The same is true for the patch, except in this case we are walking the tree by N different threads. But operating under the same assumptions that while we are holding the FSNamesystem lock the tree is not being modified, and the handler thread is waiting for all worker threads to finish writing to their files before returning from the section synchronized on FSNamesystem.
We just deployed this patch internally to our production cluster:
2010-06-22 10:12:59,714 INFO org.apache.hadoop.hdfs.server.common.Storage: Image file of size 11906663754 saved in 140 seconds.
2010-06-22 10:13:50,626 INFO org.apache.hadoop.hdfs.server.common.Storage: Image file of size 11906663754 saved in 191 seconds.
This saved us 140 seconds on the current image.
As far as both copies being on the same drive is concerned - I guess this patch will not give much of an improvement.
However I am not sure there is much value in storing two copies of the image on the same drive?
Please correct me if I am wrong, but I thought that multiple copies of the image should theoretically be stored on different drives to help in case of drive failure (or on a filer to protect against machine dying), and storing two copies on the same drive only helps with file corruption (accidental deletion) and that is a weak argument to have multiple copies on one physical drive?

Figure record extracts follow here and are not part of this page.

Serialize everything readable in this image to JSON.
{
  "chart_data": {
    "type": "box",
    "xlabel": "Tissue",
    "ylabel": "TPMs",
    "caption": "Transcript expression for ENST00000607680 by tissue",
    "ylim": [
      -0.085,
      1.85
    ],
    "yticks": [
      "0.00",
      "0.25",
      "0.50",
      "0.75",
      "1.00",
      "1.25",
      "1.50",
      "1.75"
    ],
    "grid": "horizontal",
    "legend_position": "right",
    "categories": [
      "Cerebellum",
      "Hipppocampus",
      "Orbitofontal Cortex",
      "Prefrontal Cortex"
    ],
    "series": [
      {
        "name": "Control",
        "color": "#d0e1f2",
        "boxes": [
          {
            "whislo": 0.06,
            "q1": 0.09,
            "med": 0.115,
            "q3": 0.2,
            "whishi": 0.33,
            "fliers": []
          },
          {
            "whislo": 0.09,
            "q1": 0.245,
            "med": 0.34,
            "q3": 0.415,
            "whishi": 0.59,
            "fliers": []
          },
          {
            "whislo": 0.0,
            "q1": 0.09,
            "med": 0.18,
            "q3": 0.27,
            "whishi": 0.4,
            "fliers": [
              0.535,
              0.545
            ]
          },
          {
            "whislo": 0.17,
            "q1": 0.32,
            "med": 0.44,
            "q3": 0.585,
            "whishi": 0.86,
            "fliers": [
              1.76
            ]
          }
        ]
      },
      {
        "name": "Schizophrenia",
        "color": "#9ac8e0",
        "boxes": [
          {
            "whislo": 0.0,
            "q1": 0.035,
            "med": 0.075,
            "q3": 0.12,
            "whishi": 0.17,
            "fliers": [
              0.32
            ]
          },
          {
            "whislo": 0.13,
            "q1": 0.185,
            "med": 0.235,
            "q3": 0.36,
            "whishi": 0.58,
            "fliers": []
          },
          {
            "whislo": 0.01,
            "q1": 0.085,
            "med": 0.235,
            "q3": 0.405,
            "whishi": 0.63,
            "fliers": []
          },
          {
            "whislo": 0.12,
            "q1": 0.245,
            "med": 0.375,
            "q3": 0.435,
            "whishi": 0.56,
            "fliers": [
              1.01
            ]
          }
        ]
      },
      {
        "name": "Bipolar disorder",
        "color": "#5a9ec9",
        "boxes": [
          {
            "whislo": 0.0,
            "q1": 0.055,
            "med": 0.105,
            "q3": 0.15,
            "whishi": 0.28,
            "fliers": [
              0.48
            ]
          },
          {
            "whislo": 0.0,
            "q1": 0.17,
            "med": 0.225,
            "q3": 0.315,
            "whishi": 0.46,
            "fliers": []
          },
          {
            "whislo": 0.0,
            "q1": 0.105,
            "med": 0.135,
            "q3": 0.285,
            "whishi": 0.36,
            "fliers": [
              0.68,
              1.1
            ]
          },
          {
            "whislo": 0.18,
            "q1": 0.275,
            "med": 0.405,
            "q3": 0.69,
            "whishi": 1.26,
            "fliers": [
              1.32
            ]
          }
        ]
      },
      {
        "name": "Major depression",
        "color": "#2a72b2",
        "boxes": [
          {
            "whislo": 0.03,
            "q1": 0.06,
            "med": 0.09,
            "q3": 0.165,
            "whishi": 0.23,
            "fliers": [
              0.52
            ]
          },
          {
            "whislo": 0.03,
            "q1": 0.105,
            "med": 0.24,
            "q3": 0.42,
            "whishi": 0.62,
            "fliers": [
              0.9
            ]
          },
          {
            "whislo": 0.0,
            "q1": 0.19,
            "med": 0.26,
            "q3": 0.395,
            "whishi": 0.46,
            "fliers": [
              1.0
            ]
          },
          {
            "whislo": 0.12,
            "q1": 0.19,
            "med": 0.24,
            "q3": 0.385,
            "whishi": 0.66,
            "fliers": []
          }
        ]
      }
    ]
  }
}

I like your approach with one thread doing serialization and others doing writes, but it seems like it is a lot more complicated than the one in this patch.
Because I am simply executing one call in a new born thread, while with serializer-writer approach there will be more implementation questions, like what to do with multiple writers that consume their queues at different speeds. You cannot grow the queue indefinitely, since the namenode will simply run out of memory, on the other hand you might want to write things out to faster consumers as quickly as possible.
And the main benefit I see is only doing serialization of a tree once, but since we are holding the FSNamesystem lock at that time the NameNode doesn't do much anyways, it is also not worse than what was in place before that (serialization was taking place once per image location).